I seem to have lost motivation.
I sit on my couch and eat brownies for breakfast. Nine hours in a desk chair, the glare of the laptop burning my eyes.
I have a salad with me. Hastily prepared this morning.
It’s uninspiring. Tuna, some old lettuce, half a brick of crumbled feta, spoonful of low fat cottage cheese and a handful of chopped up gherkins.
My trainer unexpectedly left the gym. I still have a contract, someone will be there at 7am to train me and I’m already thinking that probably my hayfever is too bad and I should cancel.
We’re three weeks into 2012 and I’ve gone for a single walk. Had a single gym session.
New years resolutions? Still haven’t smoked. Still haven’t eaten Macdonald’s or KFC and have so far managed to avoid the temptation of Pizza Tuesday in the office.
But there is still a batch of burned brownies in the fridge that I can’t throw away.

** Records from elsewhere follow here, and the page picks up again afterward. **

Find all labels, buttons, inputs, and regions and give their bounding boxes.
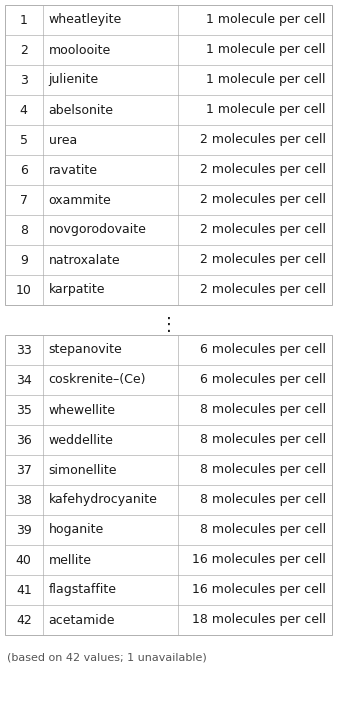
Text: ⋮: ⋮ — [159, 316, 178, 334]
Text: oxammite: oxammite — [49, 194, 111, 207]
Text: 2 molecules per cell: 2 molecules per cell — [200, 284, 326, 297]
Text: whewellite: whewellite — [49, 403, 116, 417]
Text: 18 molecules per cell: 18 molecules per cell — [192, 613, 326, 626]
Text: 2 molecules per cell: 2 molecules per cell — [200, 194, 326, 207]
Text: urea: urea — [49, 134, 77, 147]
Text: flagstaffite: flagstaffite — [49, 583, 117, 596]
Text: coskrenite–(Ce): coskrenite–(Ce) — [49, 373, 146, 387]
Text: 6 molecules per cell: 6 molecules per cell — [200, 343, 326, 357]
Text: 5: 5 — [20, 134, 28, 147]
Text: 35: 35 — [16, 403, 32, 417]
Text: wheatleyite: wheatleyite — [49, 14, 122, 26]
Text: 40: 40 — [16, 553, 32, 566]
Text: 8 molecules per cell: 8 molecules per cell — [200, 493, 326, 506]
Text: abelsonite: abelsonite — [49, 104, 114, 117]
Text: mellite: mellite — [49, 553, 92, 566]
Text: 39: 39 — [16, 523, 32, 536]
Text: moolooite: moolooite — [49, 44, 111, 56]
Text: 1 molecule per cell: 1 molecule per cell — [207, 14, 326, 26]
Text: novgorodovaite: novgorodovaite — [49, 224, 147, 237]
Text: 6: 6 — [20, 164, 28, 177]
Text: natroxalate: natroxalate — [49, 254, 120, 267]
Text: hoganite: hoganite — [49, 523, 104, 536]
Text: 37: 37 — [16, 463, 32, 476]
Text: 1: 1 — [20, 14, 28, 26]
Text: 10: 10 — [16, 284, 32, 297]
Text: 16 molecules per cell: 16 molecules per cell — [192, 583, 326, 596]
Text: 6 molecules per cell: 6 molecules per cell — [200, 373, 326, 387]
Text: (based on 42 values; 1 unavailable): (based on 42 values; 1 unavailable) — [7, 653, 207, 663]
Text: simonellite: simonellite — [49, 463, 117, 476]
Text: 36: 36 — [16, 433, 32, 446]
Text: kafehydrocyanite: kafehydrocyanite — [49, 493, 157, 506]
Text: 38: 38 — [16, 493, 32, 506]
Text: 8 molecules per cell: 8 molecules per cell — [200, 463, 326, 476]
Text: 1 molecule per cell: 1 molecule per cell — [207, 74, 326, 87]
Text: 33: 33 — [16, 343, 32, 357]
Text: 9: 9 — [20, 254, 28, 267]
Text: 2 molecules per cell: 2 molecules per cell — [200, 224, 326, 237]
Text: 8 molecules per cell: 8 molecules per cell — [200, 523, 326, 536]
Text: 8 molecules per cell: 8 molecules per cell — [200, 433, 326, 446]
Bar — [5, 5, 332, 305]
Text: karpatite: karpatite — [49, 284, 105, 297]
Text: stepanovite: stepanovite — [49, 343, 122, 357]
Text: 4: 4 — [20, 104, 28, 117]
Text: 2 molecules per cell: 2 molecules per cell — [200, 164, 326, 177]
Text: 8 molecules per cell: 8 molecules per cell — [200, 403, 326, 417]
Text: 34: 34 — [16, 373, 32, 387]
Text: weddellite: weddellite — [49, 433, 114, 446]
Text: 1 molecule per cell: 1 molecule per cell — [207, 44, 326, 56]
Text: ravatite: ravatite — [49, 164, 98, 177]
Text: 2: 2 — [20, 44, 28, 56]
Bar — [5, 335, 332, 635]
Text: 42: 42 — [16, 613, 32, 626]
Text: 2 molecules per cell: 2 molecules per cell — [200, 254, 326, 267]
Text: 16 molecules per cell: 16 molecules per cell — [192, 553, 326, 566]
Text: 3: 3 — [20, 74, 28, 87]
Text: 1 molecule per cell: 1 molecule per cell — [207, 104, 326, 117]
Text: julienite: julienite — [49, 74, 99, 87]
Text: 8: 8 — [20, 224, 28, 237]
Text: acetamide: acetamide — [49, 613, 115, 626]
Text: 7: 7 — [20, 194, 28, 207]
Text: 2 molecules per cell: 2 molecules per cell — [200, 134, 326, 147]
Text: 41: 41 — [16, 583, 32, 596]
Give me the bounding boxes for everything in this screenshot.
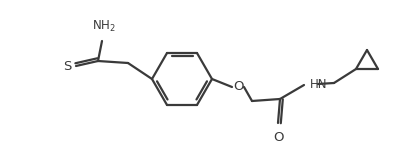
Text: O: O xyxy=(234,80,244,93)
Text: S: S xyxy=(63,59,71,73)
Text: HN: HN xyxy=(310,78,328,90)
Text: NH$_2$: NH$_2$ xyxy=(92,19,116,34)
Text: O: O xyxy=(273,131,283,144)
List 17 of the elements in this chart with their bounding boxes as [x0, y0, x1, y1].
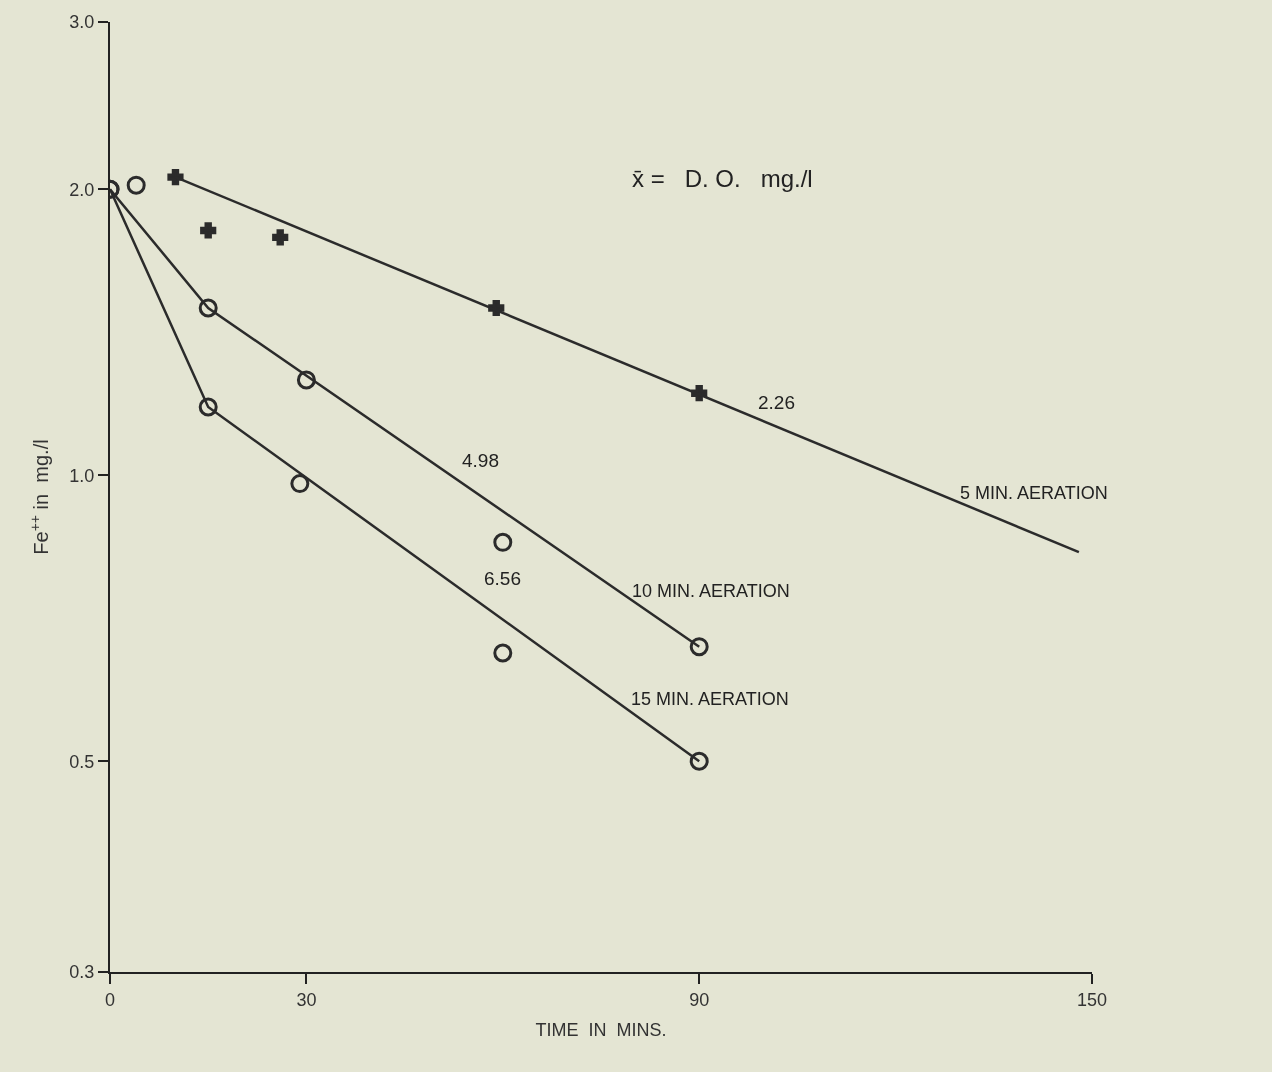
- y-tick-label: 0.3: [69, 962, 95, 983]
- annotation: 10 MIN. AERATION: [632, 581, 790, 601]
- y-tick-label: 3.0: [69, 12, 95, 33]
- x-tick-label: 150: [1076, 989, 1108, 1010]
- annotation: 6.56: [484, 568, 521, 589]
- annotation: 4.98: [462, 450, 499, 471]
- x-tick-label: 90: [689, 989, 710, 1010]
- annotation: 5 MIN. AERATION: [960, 483, 1108, 503]
- x-tick-label: 30: [296, 989, 317, 1010]
- annotation: 15 MIN. AERATION: [631, 689, 789, 709]
- y-tick-label: 1.0: [69, 465, 95, 486]
- x-tick-label: 0: [104, 989, 116, 1010]
- y-tick-label: 0.5: [69, 751, 95, 772]
- x-axis-title: TIME IN MINS.: [535, 1020, 667, 1041]
- y-tick-label: 2.0: [69, 179, 95, 200]
- annotation: 2.26: [758, 392, 795, 413]
- annotation: x̄ = D. O. mg./l: [632, 165, 813, 192]
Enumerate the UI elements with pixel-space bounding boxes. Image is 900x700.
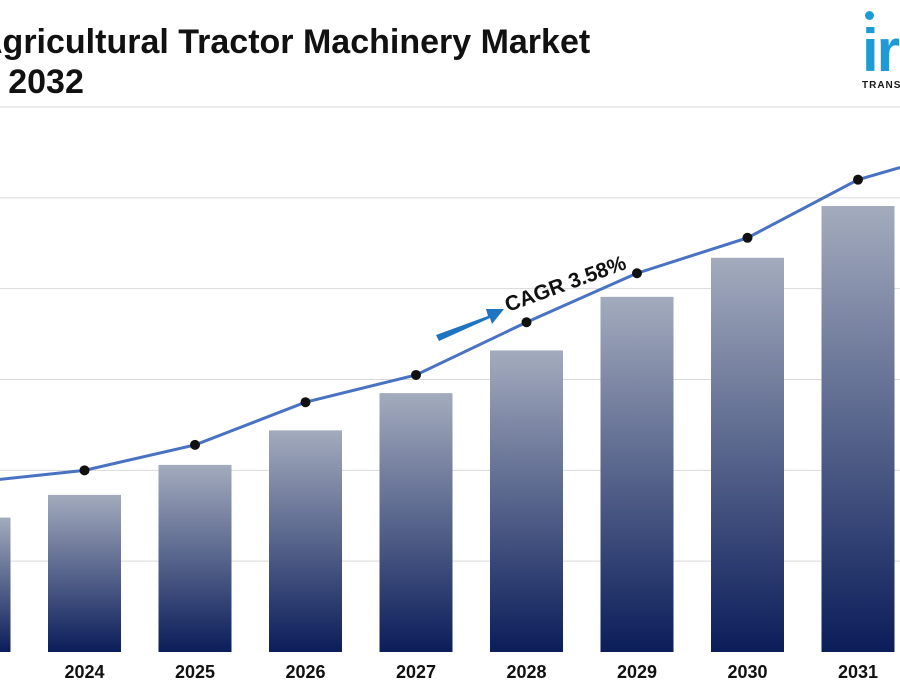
x-tick-label: 2026	[285, 662, 325, 682]
chart-title-line-2: o 2032	[0, 63, 84, 101]
bar-2031	[821, 206, 895, 652]
trend-point-2028	[521, 317, 532, 328]
trend-point-2029	[632, 268, 642, 279]
x-tick-label: 2024	[64, 662, 104, 682]
trend-point-2025	[190, 439, 200, 450]
bar-2023	[0, 517, 11, 652]
logo-mark: ir	[862, 17, 900, 84]
trend-point-2030	[742, 232, 753, 243]
x-tick-label: 2029	[617, 662, 657, 682]
x-tick-label: 2027	[396, 662, 436, 682]
bar-2027	[379, 393, 453, 652]
bar-2025	[158, 464, 232, 652]
logo-dot	[865, 11, 874, 20]
chart-title-line-1: Agricultural Tractor Machinery Market	[0, 23, 591, 61]
bar-2029	[600, 296, 674, 652]
cagr-arrow	[436, 309, 504, 341]
x-tick-label: 2025	[175, 662, 215, 682]
x-tick-labels: 2024 2025 2026 2027 2028 2029 2030 2031	[64, 662, 878, 682]
trend-point-2027	[411, 369, 421, 380]
trend-point-2024	[79, 465, 90, 476]
x-tick-label: 2031	[838, 662, 878, 682]
x-tick-label: 2030	[727, 662, 767, 682]
trend-point-2026	[300, 397, 311, 408]
x-tick-label: 2028	[506, 662, 546, 682]
trend-point-2031	[853, 174, 863, 185]
bars	[0, 206, 895, 652]
bar-2024	[48, 494, 121, 652]
bar-2026	[269, 430, 342, 652]
brand-logo: ir TRANS	[860, 8, 900, 98]
trend-line-path	[0, 166, 900, 481]
trend-line	[0, 166, 900, 481]
bar-2028	[490, 350, 563, 652]
bar-2030	[711, 257, 784, 652]
chart-title: Agricultural Tractor Machinery Market o …	[0, 22, 590, 102]
logo-subtitle: TRANS	[862, 80, 900, 91]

My routine fell by the wayside and the working world has sapped my energy. When I’m not at my desk, I’m on my couch. My eating hasn’t been catastrophic, but the lack of exercise has.
I can feel it in my back when I sit for too long. I can feel it in my chest when I climb the stairs to the carpark.
Someone suggested laying out a too-tight pair of jeans as inspiration.
I’m pretty sure all that would inspire is a bout of depression followed by a comfort eating splurge.
The friendzone has become my permanent address. I’m having my mail forwarded here, buying some furniture soon. May as well settle in.
I am worth it. I do deserve to be loved.